Quem cai tem que subir

Diversos clubes no futebol mundial, ao cair para séries inferiores, se organizaram e voltaram por cima fazendo, inclusive, bons campeonatos nas séries principais. Cair de série significa que algo deu errado e isto não é obviedade e nem redundância, é constatação que muita gente arrogante acaba não avaliando.

É o caso de clubes como o Avaí, por exemplo, que tomam o apelido de golfinho, porque, ao cair, não avaliam os erros de planejamento e as atitudes, ficando apenas no discurso songa-monga de “falta de dinheiro”. Aliás, sequer fazem alguma iniciativa para ganhar dinheiro, apelando para as migalhas oferecidas pelas redes de TV.

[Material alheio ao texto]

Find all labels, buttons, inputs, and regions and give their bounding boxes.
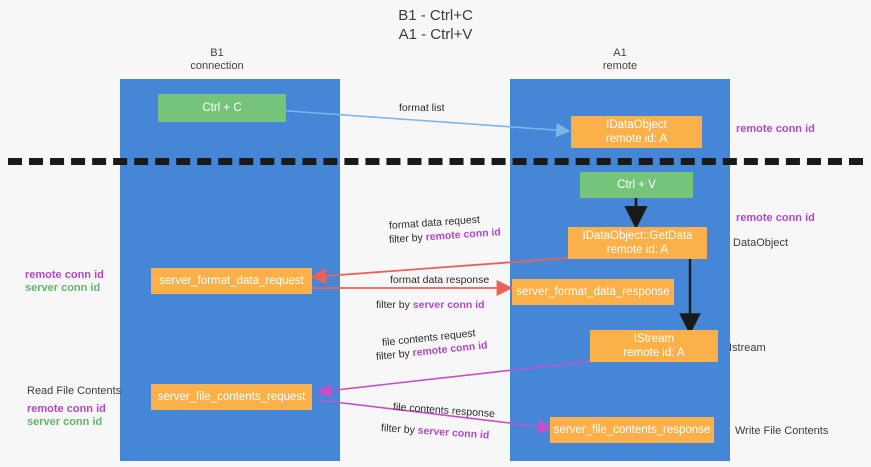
node-idataobject-getdata[interactable]: IDataObject::GetData remote id: A [568,227,707,259]
node-istream[interactable]: IStream remote id: A [590,330,718,362]
label-left-remote-conn-id: remote conn id [25,269,104,281]
column-header-a1: A1 remote [602,47,638,72]
filter-prefix: filter by [376,299,413,311]
label-remote-conn-id-top: remote conn id [736,123,815,135]
arrow-label-format-data-response: format data response [390,274,490,286]
page-title: B1 - Ctrl+C A1 - Ctrl+V [398,7,473,43]
arrow-label-format-data-response-filter: filter by server conn id [376,298,485,312]
arrow-file-contents-response [317,399,553,434]
node-server-format-data-request[interactable]: server_format_data_request [151,268,312,294]
label-dataobject: DataObject [733,237,789,249]
filter-value-server-conn-id: server conn id [412,299,485,311]
arrow-format-list [273,109,571,138]
filter-prefix: filter by [380,422,419,437]
label-istream: Istream [729,342,766,354]
column-header-b1: B1 connection [190,47,244,72]
arrow-file-contents-request [316,360,593,398]
label-remote-conn-id-mid: remote conn id [736,212,815,224]
phase-divider [8,158,863,165]
filter-prefix: filter by [375,347,414,363]
label-write-file-contents: Write File Contents [735,425,829,437]
filter-prefix: filter by [388,231,427,246]
arrow-format-data-request [310,257,570,285]
node-server-format-data-response[interactable]: server_format_data_response [512,279,674,305]
node-server-file-contents-request[interactable]: server_file_contents_request [151,384,312,410]
label-left-server-conn-id-2: server conn id [27,416,103,428]
label-read-file-contents: Read File Contents [27,385,122,397]
label-left-remote-conn-id-2: remote conn id [27,403,106,415]
node-ctrl-v[interactable]: Ctrl + V [580,172,693,198]
node-idataobject[interactable]: IDataObject remote id: A [571,116,702,148]
node-ctrl-c[interactable]: Ctrl + C [158,94,286,122]
arrow-label-format-list: format list [399,102,445,114]
label-left-server-conn-id: server conn id [25,282,101,294]
node-server-file-contents-response[interactable]: server_file_contents_response [550,417,714,443]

Clubes que querem participar de um campeonato, mas sem muitas ambições dá nisso aí. O lamento de falta de dinheiro não convence mais, se você está sempre no limite. Aliás, isto ocorre com 90% dos clubes do futebol brasileiro e o Avaí não está fora disso.

E aí vamos bater, sempre, na mesma tecla: gastar com parcimônia.

Não dá para jogar uma série A e indo no pau a pau com as outras equipes? Se organize na Série B. Se estruture ali. Coloque jogadores das categorias de base junto com alguns mais experientes e monte um time ao menos competitivo.

Não dá para fazer isto também na B? Faça na Série C. Se organize por lá e suba com os cofres arejados.

– Ah, mas a torcida não vai se conformar.

Foda-se!

Ué, não estão dizendo que o Avaí joga a Série A apenas pra se manter, pra não cair? Então também seja sincero e diga, com todas as palavras e verbos, que jogará uns três anos na Série B ou mesmo na C, até se organizar. Isso é planejamento e não o que fazem agora, trocando o pneu com o carro andando.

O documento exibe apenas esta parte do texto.